Сняли «режим». Этот полувечер-полудень, не темный и не светлый, сиреневый на природе, фиолетовый в городе, – самое печальное время. Фиолетовым полувечером, пока Маша кормила щенка, чуть не умер Дед.
Маша открыла дверь своим ключом и попала в мельтешение белых халатов в прихожей.
– Ой, мамочка! – прошептала она, конвульсивно прижав руки к груди.
Дед и Бабушка были людьми железной воли и железного же здоровья. Кроме Аркадии Васильевны, лечившей Машу от детских немудреных болезней, врачи в их доме не водились. Никогда не приезжали «скорые», не суетились медсестры с уколами. Из Дедова кабинета на Машу надвигалась Берта Семеновна. Она шла очень медленно и как-то странно, боком, кивая седой растрепанной головой в ритм шагам. Маша впервые увидела ее без обычного высокого пучка на затылке, из которого ни разу в жизни не высунулась шпилька.
– У Деда инфаркт. Мое завещание в верхнем ящике комода, – деловито пояснила она.
У Деда оказался тривиальный сердечный приступ. Первое недомогание в его семьдесят пять лет.

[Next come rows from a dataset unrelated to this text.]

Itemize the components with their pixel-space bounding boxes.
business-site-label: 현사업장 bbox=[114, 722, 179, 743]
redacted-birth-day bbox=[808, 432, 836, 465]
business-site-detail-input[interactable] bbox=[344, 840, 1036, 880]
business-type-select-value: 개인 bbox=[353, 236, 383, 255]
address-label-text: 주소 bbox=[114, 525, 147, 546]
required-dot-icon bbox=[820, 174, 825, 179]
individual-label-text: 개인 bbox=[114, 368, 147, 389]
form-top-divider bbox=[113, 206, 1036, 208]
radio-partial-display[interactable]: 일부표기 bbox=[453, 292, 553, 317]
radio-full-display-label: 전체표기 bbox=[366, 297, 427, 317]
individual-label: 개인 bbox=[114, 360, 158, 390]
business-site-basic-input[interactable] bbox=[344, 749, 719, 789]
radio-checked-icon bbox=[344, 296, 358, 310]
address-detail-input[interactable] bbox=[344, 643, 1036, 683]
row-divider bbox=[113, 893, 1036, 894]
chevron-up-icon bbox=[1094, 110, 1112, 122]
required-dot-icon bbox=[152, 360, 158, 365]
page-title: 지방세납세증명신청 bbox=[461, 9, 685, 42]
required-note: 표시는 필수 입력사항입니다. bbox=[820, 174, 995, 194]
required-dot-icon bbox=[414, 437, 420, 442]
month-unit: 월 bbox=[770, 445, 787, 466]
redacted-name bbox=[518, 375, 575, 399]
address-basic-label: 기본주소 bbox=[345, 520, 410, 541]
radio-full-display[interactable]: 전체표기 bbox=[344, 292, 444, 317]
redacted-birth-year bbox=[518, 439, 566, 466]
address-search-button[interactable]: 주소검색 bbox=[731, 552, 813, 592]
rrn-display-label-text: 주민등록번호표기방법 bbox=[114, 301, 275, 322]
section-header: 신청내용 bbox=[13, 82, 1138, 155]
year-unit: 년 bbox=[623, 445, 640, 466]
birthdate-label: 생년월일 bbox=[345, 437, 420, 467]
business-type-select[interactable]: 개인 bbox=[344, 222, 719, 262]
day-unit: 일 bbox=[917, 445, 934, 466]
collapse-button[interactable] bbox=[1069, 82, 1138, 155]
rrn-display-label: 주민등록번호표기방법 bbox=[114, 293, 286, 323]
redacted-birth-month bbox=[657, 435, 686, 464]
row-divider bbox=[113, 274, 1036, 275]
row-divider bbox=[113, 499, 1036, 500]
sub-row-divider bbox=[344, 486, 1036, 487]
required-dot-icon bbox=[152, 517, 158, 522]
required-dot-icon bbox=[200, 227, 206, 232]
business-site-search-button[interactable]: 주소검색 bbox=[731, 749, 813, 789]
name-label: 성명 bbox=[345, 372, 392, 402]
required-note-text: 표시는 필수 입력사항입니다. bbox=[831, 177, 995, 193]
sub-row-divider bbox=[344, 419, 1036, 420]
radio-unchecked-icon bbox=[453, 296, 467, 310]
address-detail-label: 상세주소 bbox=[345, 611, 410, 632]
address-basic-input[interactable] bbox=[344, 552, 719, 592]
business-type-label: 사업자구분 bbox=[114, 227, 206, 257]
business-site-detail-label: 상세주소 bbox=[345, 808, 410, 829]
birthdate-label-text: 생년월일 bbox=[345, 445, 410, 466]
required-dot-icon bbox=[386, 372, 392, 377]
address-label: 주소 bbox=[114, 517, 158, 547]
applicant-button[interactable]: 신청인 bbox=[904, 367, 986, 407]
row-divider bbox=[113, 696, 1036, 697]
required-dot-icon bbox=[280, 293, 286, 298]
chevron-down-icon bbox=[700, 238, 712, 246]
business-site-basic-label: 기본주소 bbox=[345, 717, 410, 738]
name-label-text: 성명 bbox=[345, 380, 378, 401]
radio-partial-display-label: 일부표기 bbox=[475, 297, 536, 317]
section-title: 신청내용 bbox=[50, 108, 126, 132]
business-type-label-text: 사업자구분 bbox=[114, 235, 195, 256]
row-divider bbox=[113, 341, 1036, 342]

– Бобочка, Бабушка имела в виду, что, если Дед умрет, она тоже не станет жить? Как ты думаешь, неужели у пожилых может быть такая любовь? – спросила Маша у Бобы. Спросить отца она не могла, постеснялась упомянуть «завещание».
– Может быть, истерика, шок? – задумался Боба. – Нет, это не про Берту Семеновну. Выходит, они с Дедом Ромео и Джульетта!
Маша согласно кивнула. Оказалось, что под сухой льдистой коркой когда-то давно, в Бабушкиной молодости, волновалась быстрая горячая страсть. Как у самой Маши.
Бабушка устроила дома войну. Войну за Дедово здоровье, отдых, правильное питание, тишину и положительные эмоции. Маше было велено о кино не упоминать. Берта Семеновна вспомнила, что Дед Машиной актерской карьеры не одобрял. А Маше неуютно было жить на передовой, ей хотелось ежеминутно упоминать и жаловаться.
На съемках началось озвучивание, и это оказалось мучительно трудным.
Перед Машей крутилось немое кино. Нужно было, глядя на экран, попасть самой себе в рот. Но не просто попасть себе в рот, а еще и играть! Она сжималась от старания попасть и не могла играть, начинала играть и никак не могла попасть! И так много раз, до отвращения... А в голову все время лезли глупые мысли, что, если бы не кино, не та натурная съемка с Бусиком, может быть, у Деда не случилось бы сердечного приступа и Бабушка бы не смотрела сквозь нее, не разлюбила. Наконец она и попала, и сыграла, слава богу, а режиссер вдруг взял да изменил одно слово, перевел глагол из прошедшего времени в настоящее. И все сначала...
За этот «киношный» год Бабушка почти совсем разлюбила Машу, и одно это не стоило никакого киноискусства. А кроме того, кино совершенно не оправдало Машиных ожиданий по части немедленной всенародной славы. Фильм оказался средненьким и, даже на фоне обычных «школьных» фильмов, незаметным. Пару недель его показывали в центральных кинотеатрах «Аврора», «Колизей» и «Октябрь», затем фильм волной покатился в маленькие окраинные кинотеатрики и еще пару месяцев шел вторым экраном, и один раз по телевизору, в неудачное дневное время. И на этом все. Несколько месяцев Машу узнавали на улицах, но почему-то никто не кричал про то, что вот она, та самая гениальная артистка, а просто всматривались, пытаясь вспомнить, где им встречалось это вытянутое личико с пухлыми щечками и большим ртом. И как правило, не вспоминали.
Идея поступать в театральный все же вяло бродила по кругу в Машиной голове и, выходя иногда наружу, пугала Юрия Сергеевича до дурных снов. Когда-то Сергей Иванович и Берта Семеновна страдали, представляя себе сына не успешным ученым, а нелепым, отвергнутым обществом художником. А теперь ему самому мерещились болезненные картинки Машиного артистического будущего. Вот Маша на сцене захолустного театрика играет роль без слов, а после рыдает в подушку от зависти к более удачливым актрисам. Вот Маша танцует в костюме зайчика на детских утренниках, из прорезей маски смотрят печальные глаза... Да и Берта Семеновна ни за что не позволит внучке «отправиться в актрисульки»!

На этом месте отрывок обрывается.